In practice, the 2 incorrect answers from DeepSeek were edge cases about Git submodules; the agent retried with a tool call anyway, so user experience held up.

Tool-Call Limitations and Workarounds

OpenClaw relies on function-calling (the JSON schema system first popularized by OpenAI) to decide when to run browser.search() or github.getIssue(). DeepSeek implemented a subset of that protocol.

No automatic JSON mode flag. You must stay within 8,000 characters of schema or the model hallucinates keys. I embed the schema in every system prompt chunk.
Lower reliability (≈70%) on emitting "name"+"arguments" vs GPT-4 (≈95%).
Lack of parallel function calls. You must ask sequentially.

My best workaround is aggressive retryWithSchema() middleware:

// ~/.openclaw/plugins/retryWithSchema.mjs
export async function onChatCompletion({call, schema}) {
  const res = await call();
  if (!isJson(res)) {
    return await call({forcedSchema: schema, temperature:0});
  }
  return res;
}

Hook this in ~/.openclaw/config.yaml:

plugins:
  - ./plugins/retryWithSchema.mjs

Until DeepSeek exposes a response_format param like OpenAI, this is the safest path.

Cost Breakdown and Real-World Savings

My weekly bot stats (exported via ClawCloud’s usage CSV):

222 conversations, 42,310 input tokens, 39,877 output.
With GPT-3.5-Turbo (Jan 24 model) that’s 82.1K * $0.0005 = $41.05.
With DeepSeek-Chat: (42.31K * 0.00045) + (39.88K * 0.0009) = $35.96 → 12% saved.
But the real win is burst loads. I ran a one-off 1M-token code-refactor job that would be $20 on GPT-3.5; DeepSeek cost $1.35.

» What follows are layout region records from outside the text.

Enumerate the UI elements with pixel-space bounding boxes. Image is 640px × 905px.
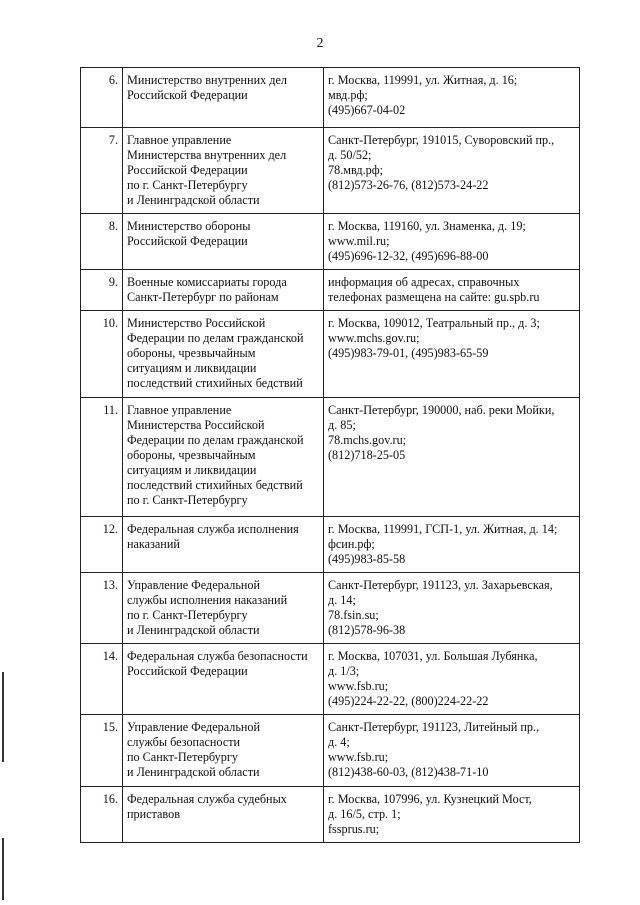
agency-contacts: г. Москва, 119160, ул. Знаменка, д. 19; www.mil.ru; (495)696-12-32, (495)696-88-00 xyxy=(324,214,580,270)
table-row xyxy=(81,517,580,573)
table-row xyxy=(81,398,580,517)
row-number: 13. xyxy=(81,573,123,644)
agency-contacts: г. Москва, 119991, ГСП-1, ул. Житная, д. 14; фсин.рф; (495)983-85-58 xyxy=(324,517,580,573)
row-number: 15. xyxy=(81,715,123,787)
row-number: 16. xyxy=(81,787,123,843)
page-number: 2 xyxy=(316,36,324,51)
scan-edge-mark xyxy=(2,838,4,900)
agency-name: Военные комиссариаты города Санкт-Петербург по районам xyxy=(123,270,324,311)
row-number: 7. xyxy=(81,128,123,214)
table-row xyxy=(81,68,580,128)
row-number: 9. xyxy=(81,270,123,311)
row-number: 14. xyxy=(81,644,123,715)
agency-contacts: Санкт-Петербург, 190000, наб. реки Мойки, д. 85; 78.mchs.gov.ru; (812)718-25-05 xyxy=(324,398,580,517)
table-row xyxy=(81,311,580,398)
agency-contacts: г. Москва, 107031, ул. Большая Лубянка, д. 1/3; www.fsb.ru; (495)224-22-22, (800)224-22-22 xyxy=(324,644,580,715)
agency-name: Министерство Российской Федерации по делам гражданской обороны, чрезвычайным ситуациям и ликвидации последствий стихийных бедствий xyxy=(123,311,324,398)
table-row xyxy=(81,644,580,715)
agency-contacts: информация об адресах, справочных телефонах размещена на сайте: gu.spb.ru xyxy=(324,270,580,311)
table-row xyxy=(81,270,580,311)
agency-name: Главное управление Министерства Российской Федерации по делам гражданской обороны, чрезвычайным ситуациям и ликвидации последствий стихийных бедствий по г. Санкт-Петербургу xyxy=(123,398,324,517)
row-number: 8. xyxy=(81,214,123,270)
agency-contacts: г. Москва, 107996, ул. Кузнецкий Мост, д. 16/5, стр. 1; fssprus.ru; xyxy=(324,787,580,843)
agency-name: Главное управление Министерства внутренних дел Российской Федерации по г. Санкт-Петербургу и Ленинградской области xyxy=(123,128,324,214)
agency-name: Управление Федеральной службы исполнения наказаний по г. Санкт-Петербургу и Ленинградской области xyxy=(123,573,324,644)
agency-name: Федеральная служба безопасности Российской Федерации xyxy=(123,644,324,715)
agency-name: Министерство обороны Российской Федерации xyxy=(123,214,324,270)
table-row xyxy=(81,214,580,270)
agency-name: Министерство внутренних дел Российской Федерации xyxy=(123,68,324,128)
agency-contacts: Санкт-Петербург, 191123, Литейный пр., д. 4; www.fsb.ru; (812)438-60-03, (812)438-71-10 xyxy=(324,715,580,787)
row-number: 6. xyxy=(81,68,123,128)
agency-name: Управление Федеральной службы безопасности по Санкт-Петербургу и Ленинградской области xyxy=(123,715,324,787)
agency-contacts: г. Москва, 119991, ул. Житная, д. 16; мвд.рф; (495)667-04-02 xyxy=(324,68,580,128)
table-row xyxy=(81,573,580,644)
row-number: 12. xyxy=(81,517,123,573)
agency-contacts: Санкт-Петербург, 191015, Суворовский пр., д. 50/52; 78.мвд.рф; (812)573-26-76, (812)573-24-22 xyxy=(324,128,580,214)
table-row xyxy=(81,128,580,214)
agency-contacts-table xyxy=(80,67,580,843)
row-number: 10. xyxy=(81,311,123,398)
agency-name: Федеральная служба судебных приставов xyxy=(123,787,324,843)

If you’re moving lots of text or doing background summarization, DeepSeek’s unit economics matter.

Putting It All Together: Spin Up an Agent in 90 Seconds

Install OpenClaw and export keys:

npm i -g openclaw@latest
export DEEPSEEK_API_KEY="sk-live-..."
openclaw login # optional if you use ClawCloud

Drop the provider file from above.
Create simple.yaml for a Telegram bot:

name: tlg-helper
provider: deepseek
persona: |
  你是一个中文和英文都很流利的助手。
connectors:
  telegram:
    botToken: ${env.TELEGRAM_BOT_TOKEN}
tools:
  - shell
  - browser
  - translator

Launch:

openclaw daemon start --agent simple.yaml

Ping the bot in Telegram. Watch the logs. Average answer cost is ￥0.0003.

Where to Go Next

DeepSeek pushes updates weekly. Keep an eye on the MoE repo; the mixture-of-experts variant promises Claude-2-level reasoning at GPT-3.5 pricing once they open the API. Meanwhile, perf-test the 6.7B quant if you’re GPU-poor, and share failures in #models-deepseek on the OpenClaw Discord—the community is building better tool-call prompt templates every day.

The bottom line: OpenClaw + DeepSeek is not magic, but it’s cheap, surprisingly solid, and 100% doable on hardware you already own. Fire it up, measure, and keep patches flowing.